Had he been joking? It hadn’t sounded like it. What did it mean? In recent years, even before he returned, his speech and thoughts had begun to resemble aphorisms and riddles, as though he could see something no one else could see, or remembered things that were no longer to be found in anyone else. She had found it fascinating, and frightening. Her mother had found it crazy. Or pretended that it was not worth listening to.

A proper society needs good police; then it will be a society that contains goodness. Suck on that, Aneta. Perhaps she would make a motion
to the police conference suggesting that the sentence be engraved in gold or silver, maybe on their caps, even the ones on exhibit in the police building: a sentence everyone could rally around. Goodness. We all strived for it, and we caught those who didn’t in our arms and took them to a better place.

That’s what our duty here in this world amounts to. She took another sip of wine. It’s nothing to joke about, nothing to become cynical about. And still it looks silly as hell in print, and sounds even worse out loud. Goodness looks sillier than evil in print and out loud.

Evil is you and I. That’s what she thought now. It was a true thought, and it was her own.

At night she dreamed of doors that closed and never opened. She saw faces with one side that laughed while the other cried. Faces became icons. Someone spoke to her and said that she couldn’t trust anyone. Not even you? she asked, because she was feeling secure at that point in the dream.

Her father said to her that there were gods that no one knew about in the desert. How can they be gods, then? she asked. That shut him up for a second.

She flew over Kortedala on Air France and had a stopover in all the seasons without leaving the plane.

She flew in a castle that was also a house.
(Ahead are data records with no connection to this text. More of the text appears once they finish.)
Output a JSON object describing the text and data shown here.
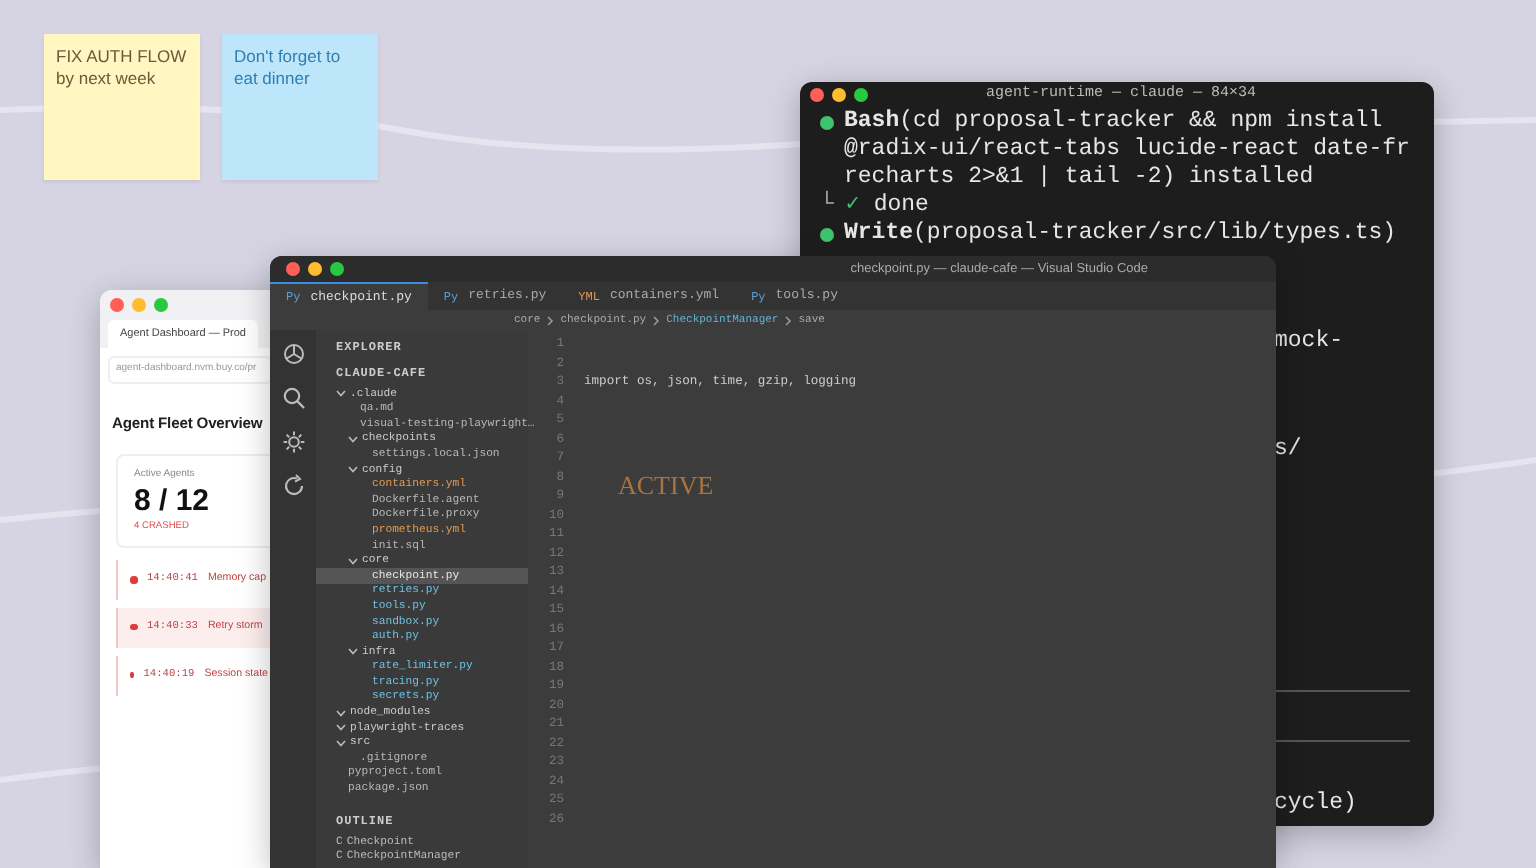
{
  "desktop": {
    "sticky_notes": [
      {
        "text": "FIX AUTH FLOW by next week",
        "color": "#fff6c2"
      },
      {
        "text": "Don't forget to eat dinner",
        "color": "#bde6fb"
      }
    ]
  },
  "browser": {
    "tabs": [
      {
        "label": "Agent Dashboard — Prod",
        "selected": true
      }
    ],
    "url": "agent-dashboard.nvm.buy.co/pr",
    "heading": "Agent Fleet Overview",
    "stat": {
      "label": "Active Agents",
      "value": "8 / 12",
      "note": "4 CRASHED"
    },
    "events": [
      {
        "time": "14:40:41",
        "message": "Memory cap",
        "highlighted": false
      },
      {
        "time": "14:40:33",
        "message": "Retry storm",
        "highlighted": true
      },
      {
        "time": "14:40:19",
        "message": "Session state",
        "highlighted": false
      }
    ]
  },
  "terminal": {
    "title": "agent-runtime — claude — 84×34",
    "lines": [
      {
        "kind": "tool",
        "name": "Bash",
        "args": "(cd proposal-tracker && npm install"
      },
      {
        "kind": "text",
        "text": "@radix-ui/react-tabs lucide-react date-fr"
      },
      {
        "kind": "text",
        "text": "recharts 2>&1 | tail -2) installed"
      },
      {
        "kind": "result",
        "branch": "└",
        "check": "✓",
        "text": "done"
      },
      {
        "kind": "tool",
        "name": "Write",
        "args": "(proposal-tracker/src/lib/types.ts)"
      },
      {
        "kind": "fragment",
        "text": "mock-"
      },
      {
        "kind": "fragment",
        "text": "s/"
      }
    ],
    "footer_fragment": "cycle)"
  },
  "editor": {
    "title": "checkpoint.py — claude-cafe — Visual Studio Code",
    "tabs": [
      {
        "icon": "Py",
        "label": "checkpoint.py",
        "selected": true
      },
      {
        "icon": "Py",
        "label": "retries.py",
        "selected": false
      },
      {
        "icon": "YML",
        "label": "containers.yml",
        "selected": false
      },
      {
        "icon": "Py",
        "label": "tools.py",
        "selected": false
      }
    ],
    "breadcrumb": [
      "core",
      "checkpoint.py",
      "CheckpointManager",
      "save"
    ],
    "sidebar": {
      "title": "EXPLORER",
      "project": "CLAUDE-CAFE",
      "tree": [
        {
          "label": ".claude",
          "expanded": true,
          "selected": false,
          "children": [
            {
              "label": "qa.md",
              "selected": false,
              "color": "#b8b8b8"
            },
            {
              "label": "visual-testing-playwright…",
              "selected": false,
              "color": "#b8b8b8"
            },
            {
              "label": "checkpoints",
              "expanded": true,
              "selected": false,
              "children": [
                {
                  "label": "settings.local.json",
                  "selected": false,
                  "color": "#b8b8b8"
                }
              ]
            },
            {
              "label": "config",
              "expanded": true,
              "selected": false,
              "children": [
                {
                  "label": "containers.yml",
                  "selected": false,
                  "color": "#e39a4f"
                },
                {
                  "label": "Dockerfile.agent",
                  "selected": false,
                  "color": "#b8b8b8"
                },
                {
                  "label": "Dockerfile.proxy",
                  "selected": false,
                  "color": "#b8b8b8"
                },
                {
                  "label": "prometheus.yml",
                  "selected": false,
                  "color": "#e39a4f"
                },
                {
                  "label": "init.sql",
                  "selected": false,
                  "color": "#b8b8b8"
                }
              ]
            },
            {
              "label": "core",
              "expanded": true,
              "selected": false,
              "children": [
                {
                  "label": "checkpoint.py",
                  "selected": true,
                  "color": "#e8e8e8"
                },
                {
                  "label": "retries.py",
                  "selected": false,
                  "color": "#6cc3e0"
                },
                {
                  "label": "tools.py",
                  "selected": false,
                  "color": "#6cc3e0"
                },
                {
                  "label": "sandbox.py",
                  "selected": false,
                  "color": "#6cc3e0"
                },
                {
                  "label": "auth.py",
                  "selected": false,
                  "color": "#6cc3e0"
                }
              ]
            },
            {
              "label": "infra",
              "expanded": true,
              "selected": false,
              "children": [
                {
                  "label": "rate_limiter.py",
                  "selected": false,
                  "color": "#6cc3e0"
                },
                {
                  "label": "tracing.py",
                  "selected": false,
                  "color": "#6cc3e0"
                },
                {
                  "label": "secrets.py",
                  "selected": false,
                  "color": "#6cc3e0"
                }
              ]
            }
          ]
        },
        {
          "label": "node_modules",
          "expanded": true,
          "selected": false
        },
        {
          "label": "playwright-traces",
          "expanded": true,
          "selected": false
        },
        {
          "label": "src",
          "expanded": true,
          "selected": false,
          "children": [
            {
              "label": ".gitignore",
              "selected": false,
              "color": "#b8b8b8"
            }
          ]
        },
        {
          "label": "pyproject.toml",
          "selected": false,
          "color": "#b8b8b8"
        },
        {
          "label": "package.json",
          "selected": false,
          "color": "#b8b8b8"
        }
      ],
      "outline_title": "OUTLINE",
      "outline": [
        {
          "icon": "C",
          "label": "Checkpoint"
        },
        {
          "icon": "C",
          "label": "CheckpointManager"
        }
      ]
    },
    "lines": [
      {
        "number": "1"
      },
      {
        "number": "2"
      },
      {
        "number": "3",
        "code": "import os, json, time, gzip, logging"
      },
      {
        "number": "4"
      },
      {
        "number": "5"
      },
      {
        "number": "6"
      },
      {
        "number": "7"
      },
      {
        "number": "8"
      },
      {
        "number": "9"
      },
      {
        "number": "10"
      },
      {
        "number": "11"
      },
      {
        "number": "12"
      },
      {
        "number": "13"
      },
      {
        "number": "14"
      },
      {
        "number": "15"
      },
      {
        "number": "16"
      },
      {
        "number": "17"
      },
      {
        "number": "18"
      },
      {
        "number": "19"
      },
      {
        "number": "20"
      },
      {
        "number": "21"
      },
      {
        "number": "22"
      },
      {
        "number": "23"
      },
      {
        "number": "24"
      },
      {
        "number": "25"
      },
      {
        "number": "26"
      }
    ],
    "ghost_text": "ACTIVE"
  }
}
She dreamed all her thoughts and experiences from the past few days, and she understood everything as she dreamed, as though she were simultaneously devoting herself to dream analysis.

Then she dreamed something she didn’t understand, and her own scream woke her up.

8

W
hen he felt the wind in his face, the memories came. It was always like that. It could be light or dark. The memories. Out there, there was no day, no night. The sea was its own world. His work revolved around the trawling, the winches, the work deck, up and down, every five hours, seldom at night, at first, but he had wanted it to be otherwise. It was still hell to try to sleep up in the forecastle along with seven others, everything sour, wet, always nights without sleep. The work ached like a shadow in his body. No warmth, no feeling of dry skin. He would dream about it during the weeks out there. The dry skin.

The wind changed on the night when Frans went off the back with the trawl net. He never heard the scream; no one did. Frans was gone without a scream. Yet another gray stone on its way to the bottom, but not really. Whatever fell into the North Sea here, between Stavanger and Peterhead, came ashore again up in northern Norway. A lonely journey through the black currents. Frans.

Was that what had happened?

They prayed during their journeys back, and they went directly to the pub from the harbor. He remembered when he walked in, but never when he walked out. He had had so many similar nights there; all those nights ended without memories.